Whether you are travelling long distances or hosting the meal at your house; cooking the turkey, or going out to eat; cramming family and friends at the table, or enjoying the holiday (peacefully) alone; one question remains the same: Which wines do I choose?
First and foremost, there are no hard and fast rules here. The most important part of any wine experience is that you enjoy the wine, and that will be slightly different for everyone. That being said, a well-designed pairing will complement the flavors and aromas in the food and the wine, and make them both taste even better!
As a general guideline- lighter-bodied, livelier wines with a well-balanced acidity will match up better with the traditional Thanksgiving feast than those that are heavier, richer, and more intense. Full-bodied wines with strong tannins will coat your palate and overwhelm the food, rather than accentuate and support the flavors of the dish.

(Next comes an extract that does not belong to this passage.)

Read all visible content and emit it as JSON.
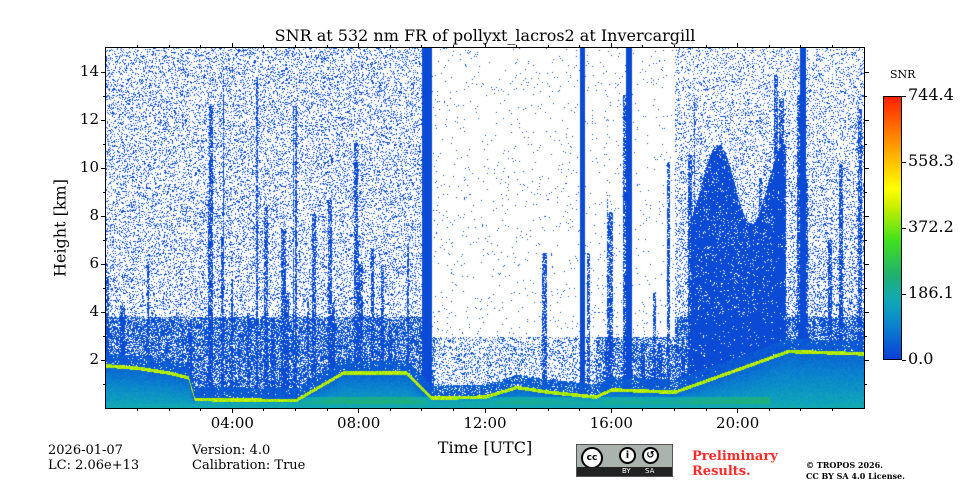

For white wines, look for varietals that are bright, tangy, and fruity. Try a Riesling from Germany or Washington- both dry or sweet styles will work. Rieslings have a spicy, fruity flavor with great acidity to cut through sweet dishes like yams or sweet potatoes. Another great option is Gewurtztraminer. The German word gewurtz means “spiced”, and the spice notes along with the bright acidity will make a great complement for herb-based stuffing and turkey with gravy.
For reds, Pinot Noir is the traditional go-to favorite, and for good reason! Light-bodied with soft tannins and delicate red fruit flavors, it’s a perfect match for turkey (and all poultry) and most dishes. For some subtle earthy and mushroom notes, try one from Willamette Valley, Oregon. For a more full-bodied, jammier alternative, without being too rich and structured, opt for a Zinfandel or Syrah.
Rosé wines are another great choice that is crisp, light, and fruity. This is also a convenient option for those that can’t decide between white and red, or if you want to appeal to a large group of guests. Try a light, floral one from the Provence region in the South of France.
The most important thing to remember is to enjoy your food, your wine, and your company. Let’s all count our blessings, and say Cheers!